The New York Times, March 7, 1875, p.6:

WASTE OF FOREST TREES.

    It is more and more clearly seen by the farmers of the central West, and by the pioneers of the far West and the North-western States, that the lack of trees is a great want and a great damage to the country, and that the wasteful consumption of them, where they exist, is full of future loss to those communities.
    Minnesota has felt this danger in a peculiar degree. A Superintendent of Tree-planting on one of the great railroads of that State, Mr. HODGES, in a recent address to the State Agricultural Society, gives the following spirited sketch of the future effects of tree consumption:

    Twenty-five years hence, with a million or more of population, our pineries exhausted, the Big Woods pretty well thinned out, the Mississippi drying up, St. Paul and Minneapolis three or four hundred miles above the head of steam-boat navigation, mercury forty degrees below zero, and the wind blowing a hurricane, is not the idle reverie of a dreamer.
    Destroying one hundred and fifty thousand acres of forest annually, and planting to supply this loss--how much? Can this society answer? Can the State of Minnesota? If you can, the answers are in order now, for even now the grasshopper has become a burden, and the mourners go about the street...

    ...This great state is not only deficient in trees, but has carelessly wasted what Providence has supplied to her. Minnesota is not by any means the most deficient of the Western or Northwestern States in this vegetation. She is better off than Illinois, Iowa, Kansas, Nebraska, Nevada, or Dakota; yet it is estimated that one third of her best agricultural lands are rendered unfit for settlement or cultivation through want of forests.

    The annual consumption of wood by families throughout the State is estimated at 1,140,000 cords; that for locomotives and similar uses, at 220,000 cords; and for bridges and railroads, 50,000; or a total of 1,710,000 cords. Estimating the timbered lands to yield an average of 23 cords per acre, this would make 75,000 acres stripped annually for households and railroads alone. Besides this must be reckoned the consumption for building and fencing purposes, which will probably amount to as much, or a destruction of the forests on 150,000 acres each year in that State alone.

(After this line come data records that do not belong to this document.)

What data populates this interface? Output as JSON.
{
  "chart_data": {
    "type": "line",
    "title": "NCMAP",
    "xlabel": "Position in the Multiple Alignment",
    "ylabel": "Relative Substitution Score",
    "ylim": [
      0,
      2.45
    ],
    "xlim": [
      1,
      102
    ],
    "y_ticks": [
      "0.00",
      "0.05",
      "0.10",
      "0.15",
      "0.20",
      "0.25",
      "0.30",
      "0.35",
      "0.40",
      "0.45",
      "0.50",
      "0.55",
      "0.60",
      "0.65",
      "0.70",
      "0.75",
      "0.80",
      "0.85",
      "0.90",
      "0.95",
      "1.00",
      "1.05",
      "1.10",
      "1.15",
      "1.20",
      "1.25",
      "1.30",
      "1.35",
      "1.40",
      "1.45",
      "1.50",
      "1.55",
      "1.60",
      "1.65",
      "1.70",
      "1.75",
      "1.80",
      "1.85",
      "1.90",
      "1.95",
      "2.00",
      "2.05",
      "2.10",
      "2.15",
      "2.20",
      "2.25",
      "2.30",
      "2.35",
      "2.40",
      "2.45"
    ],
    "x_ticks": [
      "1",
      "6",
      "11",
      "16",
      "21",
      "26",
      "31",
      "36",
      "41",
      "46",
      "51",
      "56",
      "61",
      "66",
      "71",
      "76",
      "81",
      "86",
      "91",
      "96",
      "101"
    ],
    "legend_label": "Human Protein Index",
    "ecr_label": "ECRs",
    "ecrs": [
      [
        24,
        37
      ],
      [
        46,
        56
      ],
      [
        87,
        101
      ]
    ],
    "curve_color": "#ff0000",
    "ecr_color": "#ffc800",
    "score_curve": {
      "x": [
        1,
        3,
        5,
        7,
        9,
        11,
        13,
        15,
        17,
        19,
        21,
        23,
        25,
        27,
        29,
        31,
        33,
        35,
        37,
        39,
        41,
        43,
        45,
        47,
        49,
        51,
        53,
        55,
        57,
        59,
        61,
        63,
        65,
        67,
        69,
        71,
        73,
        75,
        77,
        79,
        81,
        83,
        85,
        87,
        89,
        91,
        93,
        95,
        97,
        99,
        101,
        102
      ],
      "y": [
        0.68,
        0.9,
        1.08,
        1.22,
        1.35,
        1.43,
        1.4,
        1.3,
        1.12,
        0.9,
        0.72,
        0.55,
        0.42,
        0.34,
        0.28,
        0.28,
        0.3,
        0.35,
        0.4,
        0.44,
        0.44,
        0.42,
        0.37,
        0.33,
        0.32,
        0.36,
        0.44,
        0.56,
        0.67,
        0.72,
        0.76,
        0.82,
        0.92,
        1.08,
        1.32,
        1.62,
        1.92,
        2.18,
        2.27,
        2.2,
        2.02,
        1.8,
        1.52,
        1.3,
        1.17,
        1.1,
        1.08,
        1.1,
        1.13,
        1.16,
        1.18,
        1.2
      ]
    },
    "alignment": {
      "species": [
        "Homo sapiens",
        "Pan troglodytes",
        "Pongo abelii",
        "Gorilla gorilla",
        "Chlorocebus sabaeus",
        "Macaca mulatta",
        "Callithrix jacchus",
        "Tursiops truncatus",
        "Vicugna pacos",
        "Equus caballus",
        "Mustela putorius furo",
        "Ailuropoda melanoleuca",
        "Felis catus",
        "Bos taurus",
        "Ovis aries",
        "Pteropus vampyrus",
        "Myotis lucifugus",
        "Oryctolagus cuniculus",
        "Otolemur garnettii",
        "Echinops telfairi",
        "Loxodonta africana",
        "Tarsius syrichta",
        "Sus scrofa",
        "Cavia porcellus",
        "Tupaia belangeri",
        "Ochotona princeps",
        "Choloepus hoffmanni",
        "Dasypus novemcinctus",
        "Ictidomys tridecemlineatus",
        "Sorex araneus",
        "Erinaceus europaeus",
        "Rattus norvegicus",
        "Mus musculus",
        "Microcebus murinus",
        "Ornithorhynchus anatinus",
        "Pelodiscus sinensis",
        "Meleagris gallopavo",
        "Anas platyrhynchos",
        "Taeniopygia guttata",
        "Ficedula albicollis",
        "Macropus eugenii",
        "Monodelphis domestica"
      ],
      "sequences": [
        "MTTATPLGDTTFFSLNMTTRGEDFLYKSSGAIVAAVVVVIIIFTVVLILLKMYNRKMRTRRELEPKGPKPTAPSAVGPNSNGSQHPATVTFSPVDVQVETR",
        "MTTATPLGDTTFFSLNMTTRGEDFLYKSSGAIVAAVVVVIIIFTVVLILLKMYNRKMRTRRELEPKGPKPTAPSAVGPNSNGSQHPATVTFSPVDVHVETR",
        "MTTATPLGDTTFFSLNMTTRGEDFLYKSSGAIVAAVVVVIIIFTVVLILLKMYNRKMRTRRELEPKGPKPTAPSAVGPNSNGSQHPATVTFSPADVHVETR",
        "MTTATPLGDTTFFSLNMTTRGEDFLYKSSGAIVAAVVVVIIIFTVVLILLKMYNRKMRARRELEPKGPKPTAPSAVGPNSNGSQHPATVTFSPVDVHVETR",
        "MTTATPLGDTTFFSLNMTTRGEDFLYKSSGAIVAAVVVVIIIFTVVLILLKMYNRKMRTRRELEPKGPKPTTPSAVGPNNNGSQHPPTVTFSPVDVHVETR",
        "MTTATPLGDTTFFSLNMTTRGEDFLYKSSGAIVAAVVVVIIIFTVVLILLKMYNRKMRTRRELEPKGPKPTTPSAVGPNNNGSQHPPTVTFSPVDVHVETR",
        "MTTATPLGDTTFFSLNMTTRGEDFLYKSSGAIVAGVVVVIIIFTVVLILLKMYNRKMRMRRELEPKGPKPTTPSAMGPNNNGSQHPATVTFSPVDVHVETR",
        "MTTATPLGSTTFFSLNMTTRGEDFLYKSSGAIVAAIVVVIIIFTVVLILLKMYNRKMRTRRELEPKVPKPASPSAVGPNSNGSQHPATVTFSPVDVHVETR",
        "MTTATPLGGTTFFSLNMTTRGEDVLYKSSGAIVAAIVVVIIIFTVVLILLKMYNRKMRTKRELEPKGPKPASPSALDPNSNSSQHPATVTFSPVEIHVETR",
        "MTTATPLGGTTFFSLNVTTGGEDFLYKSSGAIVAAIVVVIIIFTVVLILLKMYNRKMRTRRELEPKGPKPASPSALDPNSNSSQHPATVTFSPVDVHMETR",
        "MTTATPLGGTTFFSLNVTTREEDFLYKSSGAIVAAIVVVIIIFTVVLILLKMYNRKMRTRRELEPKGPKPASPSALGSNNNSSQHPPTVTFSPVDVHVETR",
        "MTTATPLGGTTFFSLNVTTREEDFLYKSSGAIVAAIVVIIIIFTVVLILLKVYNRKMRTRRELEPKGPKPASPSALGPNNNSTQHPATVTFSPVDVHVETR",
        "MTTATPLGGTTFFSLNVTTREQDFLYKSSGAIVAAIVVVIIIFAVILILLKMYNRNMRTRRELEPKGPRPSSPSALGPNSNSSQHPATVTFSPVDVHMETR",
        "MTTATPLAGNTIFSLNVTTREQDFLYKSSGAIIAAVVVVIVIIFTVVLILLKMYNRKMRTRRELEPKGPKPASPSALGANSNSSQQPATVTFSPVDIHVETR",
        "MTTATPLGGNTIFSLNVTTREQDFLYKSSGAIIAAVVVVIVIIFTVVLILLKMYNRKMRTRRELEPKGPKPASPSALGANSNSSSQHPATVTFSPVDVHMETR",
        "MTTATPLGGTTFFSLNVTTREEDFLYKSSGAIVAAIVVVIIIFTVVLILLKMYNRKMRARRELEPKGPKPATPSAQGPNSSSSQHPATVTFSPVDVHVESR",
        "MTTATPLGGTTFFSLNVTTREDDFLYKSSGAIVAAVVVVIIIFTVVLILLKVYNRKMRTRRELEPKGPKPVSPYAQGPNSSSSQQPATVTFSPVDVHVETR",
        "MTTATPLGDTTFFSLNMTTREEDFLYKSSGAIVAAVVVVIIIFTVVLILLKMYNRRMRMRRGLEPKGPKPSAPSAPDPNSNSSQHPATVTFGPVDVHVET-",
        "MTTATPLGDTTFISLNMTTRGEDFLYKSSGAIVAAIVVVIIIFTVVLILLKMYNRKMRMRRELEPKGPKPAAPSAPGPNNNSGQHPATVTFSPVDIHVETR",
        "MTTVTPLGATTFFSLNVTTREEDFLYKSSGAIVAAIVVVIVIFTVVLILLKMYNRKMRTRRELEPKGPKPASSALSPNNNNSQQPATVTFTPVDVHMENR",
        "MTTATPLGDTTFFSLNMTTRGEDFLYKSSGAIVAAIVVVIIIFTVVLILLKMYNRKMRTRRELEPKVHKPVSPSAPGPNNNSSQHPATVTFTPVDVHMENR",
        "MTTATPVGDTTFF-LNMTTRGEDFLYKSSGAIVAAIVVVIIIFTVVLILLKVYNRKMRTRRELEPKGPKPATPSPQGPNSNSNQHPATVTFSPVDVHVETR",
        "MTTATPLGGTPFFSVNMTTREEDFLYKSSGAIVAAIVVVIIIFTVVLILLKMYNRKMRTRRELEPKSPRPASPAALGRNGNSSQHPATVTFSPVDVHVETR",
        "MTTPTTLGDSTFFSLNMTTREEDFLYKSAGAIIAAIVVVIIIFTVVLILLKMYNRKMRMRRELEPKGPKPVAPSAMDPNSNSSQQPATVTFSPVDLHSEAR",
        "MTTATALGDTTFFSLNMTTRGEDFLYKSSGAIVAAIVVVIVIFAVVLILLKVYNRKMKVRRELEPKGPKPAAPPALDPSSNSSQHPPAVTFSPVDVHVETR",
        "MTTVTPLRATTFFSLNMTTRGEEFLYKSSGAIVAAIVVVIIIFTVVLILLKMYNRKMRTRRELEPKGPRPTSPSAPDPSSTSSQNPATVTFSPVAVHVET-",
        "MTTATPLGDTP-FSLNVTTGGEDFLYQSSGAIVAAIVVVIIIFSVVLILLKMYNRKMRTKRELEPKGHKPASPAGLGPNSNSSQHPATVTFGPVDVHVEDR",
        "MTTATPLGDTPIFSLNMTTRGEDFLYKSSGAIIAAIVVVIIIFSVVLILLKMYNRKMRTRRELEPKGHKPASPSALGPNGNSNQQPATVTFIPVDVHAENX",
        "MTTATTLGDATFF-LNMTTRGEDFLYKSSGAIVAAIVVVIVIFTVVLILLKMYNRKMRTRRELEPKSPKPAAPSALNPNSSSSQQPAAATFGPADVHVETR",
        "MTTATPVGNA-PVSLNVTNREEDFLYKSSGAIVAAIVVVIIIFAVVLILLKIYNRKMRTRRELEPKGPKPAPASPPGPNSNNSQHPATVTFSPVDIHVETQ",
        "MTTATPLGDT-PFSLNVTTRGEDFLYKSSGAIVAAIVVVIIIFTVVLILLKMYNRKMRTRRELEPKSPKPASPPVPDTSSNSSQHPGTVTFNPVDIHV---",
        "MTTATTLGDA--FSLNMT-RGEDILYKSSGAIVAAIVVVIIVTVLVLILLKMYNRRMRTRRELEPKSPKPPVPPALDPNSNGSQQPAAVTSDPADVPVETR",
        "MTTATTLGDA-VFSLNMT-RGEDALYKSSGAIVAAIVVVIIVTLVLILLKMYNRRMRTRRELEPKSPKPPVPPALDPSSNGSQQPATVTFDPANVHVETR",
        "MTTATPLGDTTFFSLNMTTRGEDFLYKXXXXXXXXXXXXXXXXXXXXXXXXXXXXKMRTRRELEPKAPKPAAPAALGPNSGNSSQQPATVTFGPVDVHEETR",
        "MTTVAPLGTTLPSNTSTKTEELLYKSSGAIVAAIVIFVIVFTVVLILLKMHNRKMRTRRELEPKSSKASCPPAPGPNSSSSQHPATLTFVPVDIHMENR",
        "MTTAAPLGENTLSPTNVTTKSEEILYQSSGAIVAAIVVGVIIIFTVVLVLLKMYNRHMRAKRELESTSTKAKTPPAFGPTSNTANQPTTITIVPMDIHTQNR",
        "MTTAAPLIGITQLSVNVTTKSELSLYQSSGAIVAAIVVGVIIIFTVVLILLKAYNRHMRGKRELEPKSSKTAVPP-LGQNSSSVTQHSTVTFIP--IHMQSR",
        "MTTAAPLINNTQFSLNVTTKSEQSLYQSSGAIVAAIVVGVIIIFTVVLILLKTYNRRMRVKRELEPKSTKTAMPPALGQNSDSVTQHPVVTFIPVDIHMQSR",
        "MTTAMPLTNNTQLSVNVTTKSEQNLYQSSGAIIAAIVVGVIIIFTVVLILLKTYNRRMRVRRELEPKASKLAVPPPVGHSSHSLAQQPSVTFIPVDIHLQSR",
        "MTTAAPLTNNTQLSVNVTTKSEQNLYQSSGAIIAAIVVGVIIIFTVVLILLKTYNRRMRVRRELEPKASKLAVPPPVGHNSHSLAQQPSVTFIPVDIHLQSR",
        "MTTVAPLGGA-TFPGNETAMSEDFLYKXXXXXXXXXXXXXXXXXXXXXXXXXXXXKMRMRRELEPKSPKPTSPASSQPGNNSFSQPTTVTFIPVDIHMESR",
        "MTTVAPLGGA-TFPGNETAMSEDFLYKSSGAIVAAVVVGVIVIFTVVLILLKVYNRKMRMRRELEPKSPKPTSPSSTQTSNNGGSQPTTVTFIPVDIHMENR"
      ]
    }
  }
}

    What is done to balance this tremendous destruction of timber? The railroads appreciate the importance of tree-planting, both in protecting their tracks from snow and in adding to the value of their farmlands.
    The St. Paul and Pacific, First Division, have planted out four million young forest trees on 147 acres. This, of course, is but a small compensation, but it shows that the people have begun to see the danger and to intelligently provide against it.

    The experienced Superintendent of Tree-planting, whom we have quoted above, asserts confidently that the farmer on the bleakest portion of the treeless regions can, "with less money than it would cost to buy a breaking-plow, surround his stock-yard and buildings witha wind break within five years" which will effectually protect him. He lays it down as an axiom that a crop of trees can be grown as surely, and, in proportion to its value, with far less expense than a crop of corn, and that ten acres properly planted in timber will in five years supply plenty of fuel for a family's use and fencing for a large farm.
    Mr. HODGES maintains, besides, that the net profits on a quarter section of prarie planted with forest trees will within ten years exceed the profits from ten times as much ground set out with wheat.

    On one farm a black walnut tree is mentioned which has grown, in nine years from seed, twenty feet high, with five inches in diameter. White pine is spoken of twenty feet high and six to eight inches in diameter, transplanted from the forest eight years ago, when only a few inches high. A balsam fir in ten years has grown twenty-two feet, and covers fifty feet with its branches.
    Equally remarkable facts are given in regard to other trees, showing that in fertile soil timber may be grown in a few years sufficient for fuel or mechanical uses.

    With such facts before our farmers, they cannot be too diligent, both for their own interests and for the benefit of the country, in planting out shade and forest trees. The effect of forests alone upon the climate, in checking the great floods of our rivers and in moderating cold, is something which should be considered by all intelligent agriculturalists.
    The general planting of trees in the West would do more to avert some of the dangers from droughts and grasshoppers than any other one practical measure.